MIR: “Los primeros días que pasé en la isla representaron para mí un cambio de ambiente tan fuerte que llegué a desorientarme completamente ... Me encontré frente a un paisaje horrorosamente bello, con un colorido que incendiaba la vista. Quedé plantado en el suelo, trémulo de emoción, sentí en mi interior, por un momento, el deseo irrefrenable de arrodillarme; besé con fervor de unción y de entusiasmo delirante las hierbas, las piedras, la tierra de aquella montaña ... y ésta fue mi conquista de Mallorca”. Buscando la soledad y la lejanía, cada día más obsesionado, se trasladó a la Calobra, minúsculo poblado de ocho o diez chozas. Vivió allí lagos meses, sin comodidades, en estado de delirio y ebriedad.

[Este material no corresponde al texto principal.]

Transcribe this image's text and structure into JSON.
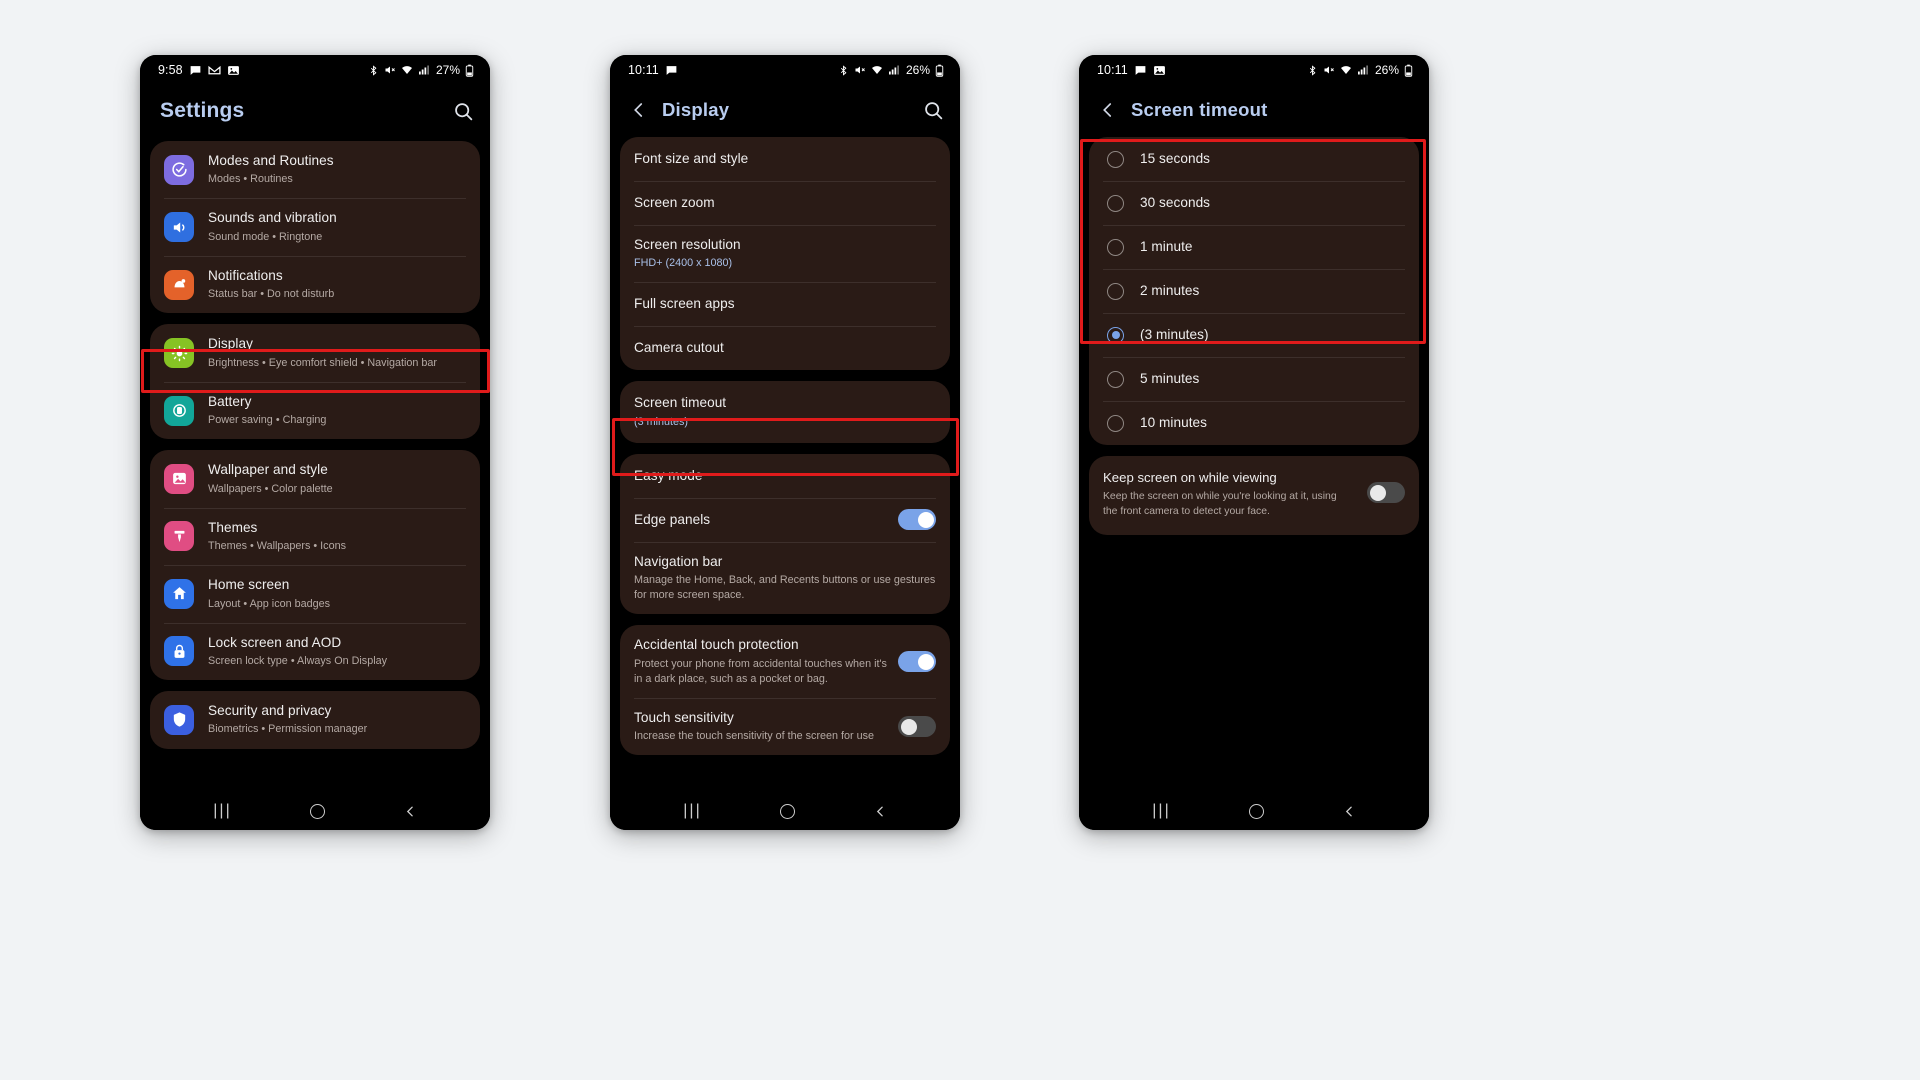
{
  "annotations": {
    "color": "#e01b1b",
    "boxes": [
      "display-row",
      "screen-timeout-row",
      "timeout-options-group"
    ]
  },
  "phone1": {
    "status_bar": {
      "time": "9:58",
      "battery_percent": "27%",
      "left_icons": [
        "message-icon",
        "gmail-icon",
        "photos-icon"
      ],
      "right_icons": [
        "bluetooth-icon",
        "mute-icon",
        "wifi-icon",
        "signal-icon",
        "battery-icon"
      ]
    },
    "app_bar": {
      "title": "Settings",
      "search_icon": "search-icon"
    },
    "groups": [
      {
        "items": [
          {
            "title": "Modes and Routines",
            "subtitle": "Modes • Routines",
            "icon": "modes-icon",
            "icon_color": "#7d6ce0"
          },
          {
            "title": "Sounds and vibration",
            "subtitle": "Sound mode • Ringtone",
            "icon": "sound-icon",
            "icon_color": "#2f6fe0"
          },
          {
            "title": "Notifications",
            "subtitle": "Status bar • Do not disturb",
            "icon": "notifications-icon",
            "icon_color": "#e4622a"
          }
        ]
      },
      {
        "items": [
          {
            "title": "Display",
            "subtitle": "Brightness • Eye comfort shield • Navigation bar",
            "icon": "display-icon",
            "icon_color": "#86c324",
            "highlighted": true
          },
          {
            "title": "Battery",
            "subtitle": "Power saving • Charging",
            "icon": "battery-settings-icon",
            "icon_color": "#12a699"
          }
        ]
      },
      {
        "items": [
          {
            "title": "Wallpaper and style",
            "subtitle": "Wallpapers • Color palette",
            "icon": "wallpaper-icon",
            "icon_color": "#e04d83"
          },
          {
            "title": "Themes",
            "subtitle": "Themes • Wallpapers • Icons",
            "icon": "themes-icon",
            "icon_color": "#e04d83"
          },
          {
            "title": "Home screen",
            "subtitle": "Layout • App icon badges",
            "icon": "home-screen-icon",
            "icon_color": "#2f72e8"
          },
          {
            "title": "Lock screen and AOD",
            "subtitle": "Screen lock type • Always On Display",
            "icon": "lock-icon",
            "icon_color": "#2f72e8"
          }
        ]
      },
      {
        "items": [
          {
            "title": "Security and privacy",
            "subtitle": "Biometrics • Permission manager",
            "icon": "security-icon",
            "icon_color": "#3b5fe0"
          }
        ]
      }
    ],
    "nav_bar": {
      "recents": "|||",
      "home": "home-circle-icon",
      "back": "back-chevron-icon"
    }
  },
  "phone2": {
    "status_bar": {
      "time": "10:11",
      "battery_percent": "26%",
      "left_icons": [
        "message-icon"
      ],
      "right_icons": [
        "bluetooth-icon",
        "mute-icon",
        "wifi-icon",
        "signal-icon",
        "battery-icon"
      ]
    },
    "app_bar": {
      "back_icon": "back-chevron-icon",
      "title": "Display",
      "search_icon": "search-icon"
    },
    "groups": [
      {
        "items": [
          {
            "title": "Font size and style"
          },
          {
            "title": "Screen zoom"
          },
          {
            "title": "Screen resolution",
            "subtitle": "FHD+ (2400 x 1080)",
            "subtitle_style": "blue"
          },
          {
            "title": "Full screen apps"
          },
          {
            "title": "Camera cutout"
          }
        ]
      },
      {
        "items": [
          {
            "title": "Screen timeout",
            "subtitle": "(3 minutes)",
            "subtitle_style": "blue",
            "highlighted": true
          }
        ]
      },
      {
        "items": [
          {
            "title": "Easy mode"
          },
          {
            "title": "Edge panels",
            "toggle": "on"
          },
          {
            "title": "Navigation bar",
            "subtitle": "Manage the Home, Back, and Recents buttons or use gestures for more screen space."
          }
        ]
      },
      {
        "items": [
          {
            "title": "Accidental touch protection",
            "subtitle": "Protect your phone from accidental touches when it's in a dark place, such as a pocket or bag.",
            "toggle": "on"
          },
          {
            "title": "Touch sensitivity",
            "subtitle": "Increase the touch sensitivity of the screen for use",
            "toggle": "off"
          }
        ]
      }
    ],
    "nav_bar": {
      "recents": "|||",
      "home": "home-circle-icon",
      "back": "back-chevron-icon"
    }
  },
  "phone3": {
    "status_bar": {
      "time": "10:11",
      "battery_percent": "26%",
      "left_icons": [
        "message-icon",
        "photos-icon"
      ],
      "right_icons": [
        "bluetooth-icon",
        "mute-icon",
        "wifi-icon",
        "signal-icon",
        "battery-icon"
      ]
    },
    "app_bar": {
      "back_icon": "back-chevron-icon",
      "title": "Screen timeout"
    },
    "options": [
      {
        "label": "15 seconds",
        "selected": false
      },
      {
        "label": "30 seconds",
        "selected": false
      },
      {
        "label": "1 minute",
        "selected": false
      },
      {
        "label": "2 minutes",
        "selected": false
      },
      {
        "label": "(3 minutes)",
        "selected": true
      },
      {
        "label": "5 minutes",
        "selected": false
      },
      {
        "label": "10 minutes",
        "selected": false
      }
    ],
    "keep_screen": {
      "title": "Keep screen on while viewing",
      "subtitle": "Keep the screen on while you're looking at it, using the front camera to detect your face.",
      "toggle": "off"
    },
    "nav_bar": {
      "recents": "|||",
      "home": "home-circle-icon",
      "back": "back-chevron-icon"
    }
  }
}
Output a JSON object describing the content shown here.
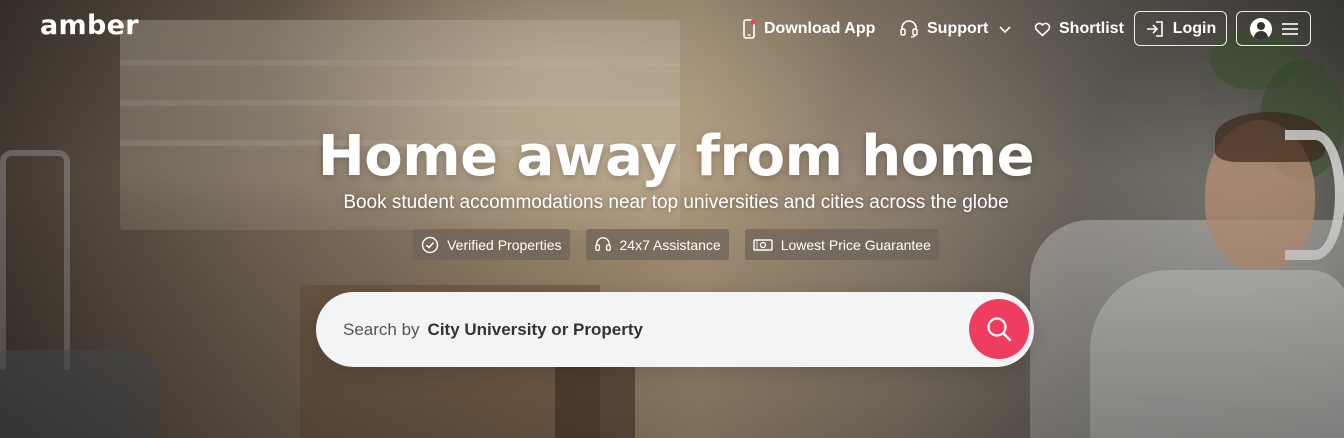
{
  "brand": {
    "logo_text": "amber",
    "accent_color": "#ee3d5e"
  },
  "nav": {
    "download_label": "Download App",
    "support_label": "Support",
    "shortlist_label": "Shortlist",
    "login_label": "Login",
    "icons": [
      "phone-icon",
      "headset-icon",
      "chevron-down-icon",
      "heart-icon",
      "login-icon",
      "avatar-icon",
      "hamburger-icon"
    ]
  },
  "hero": {
    "title": "Home away from home",
    "subtitle": "Book student accommodations near top universities and cities across the globe",
    "badges": [
      {
        "label": "Verified Properties",
        "icon": "check-circle-icon"
      },
      {
        "label": "24x7 Assistance",
        "icon": "headset-icon"
      },
      {
        "label": "Lowest Price Guarantee",
        "icon": "money-icon"
      }
    ]
  },
  "search": {
    "prefix": "Search by",
    "placeholder_strong": "City University or Property",
    "button_icon": "search-icon"
  }
}
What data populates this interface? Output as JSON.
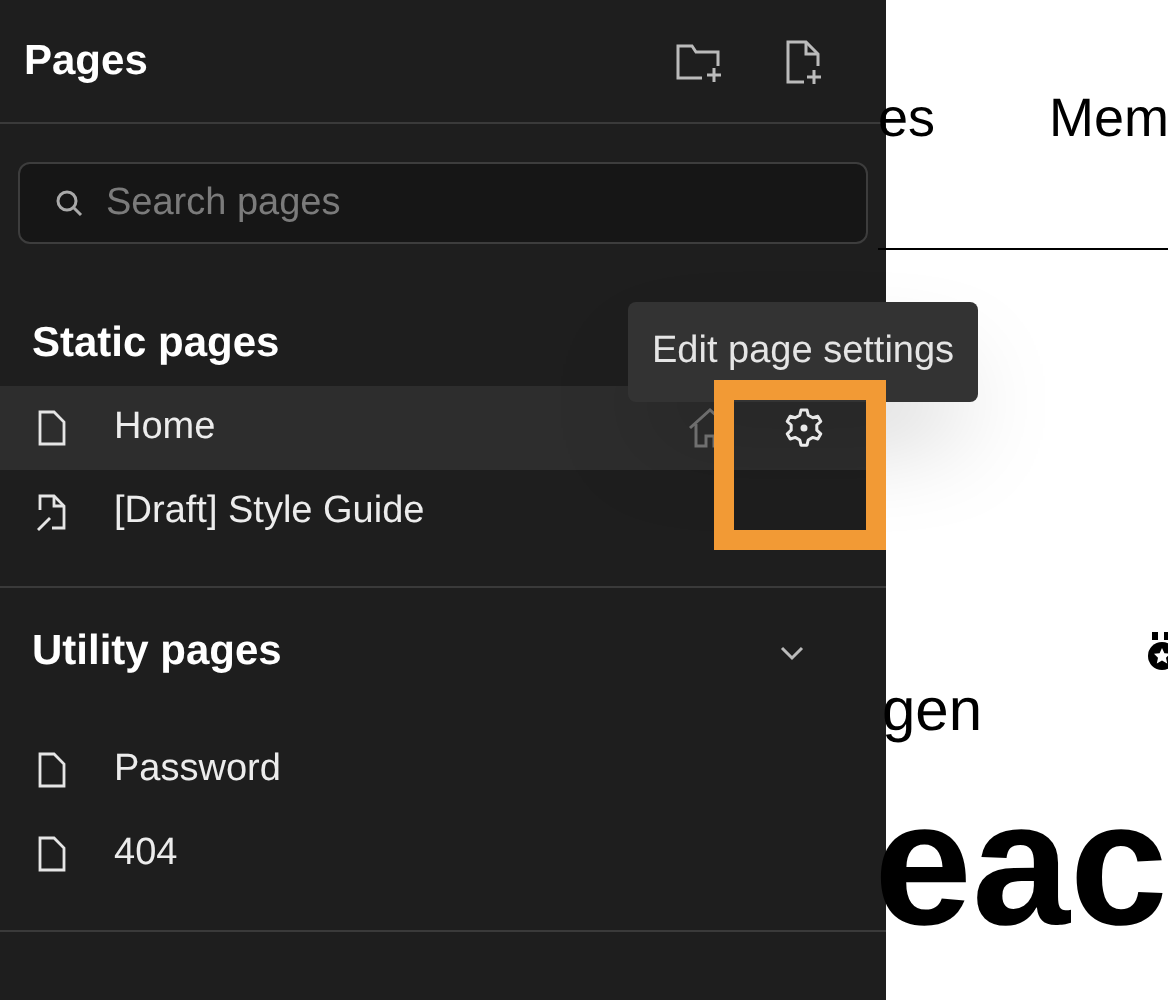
{
  "sidebar": {
    "title": "Pages",
    "search": {
      "placeholder": "Search pages"
    },
    "sections": [
      {
        "title": "Static pages",
        "chevron": false,
        "items": [
          {
            "label": "Home",
            "kind": "page",
            "selected": true
          },
          {
            "label": "[Draft] Style Guide",
            "kind": "draft",
            "selected": false
          }
        ]
      },
      {
        "title": "Utility pages",
        "chevron": true,
        "items": [
          {
            "label": "Password",
            "kind": "page",
            "selected": false
          },
          {
            "label": "404",
            "kind": "page",
            "selected": false
          }
        ]
      }
    ]
  },
  "tooltip": "Edit page settings",
  "canvas": {
    "nav": [
      "es",
      "Mem"
    ],
    "subtitle": "gen",
    "heading": "eac"
  }
}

SOROLLA: En 1915, buscando un emplazamiento para representar a Cataluña, para su encargo de los paisajes de España de la Hispanic Society, después de visitar el puerto de Barcelona y Montserrat, los descartó por un paisaje de playa. Pero ni Arenys de Mar ni Sitges, sugerido por Rusiñol, acabaron de gustarle. Finalmente, eligió la costa de Santa Cristina, a 70 km de Barcelona: “es una maravilla, grandes pinos sobre el monte, con escollos claros de color, sobre una mar maravillosa de azul y verde. Algo griego y estupendo”, escribió a su mujer.
PLA: Las marinas muestran la moda de entonces. La bañista del gorro rojo (1924) de Cecilio Pla refleja la entrada de esta nueva prenda en el mercado.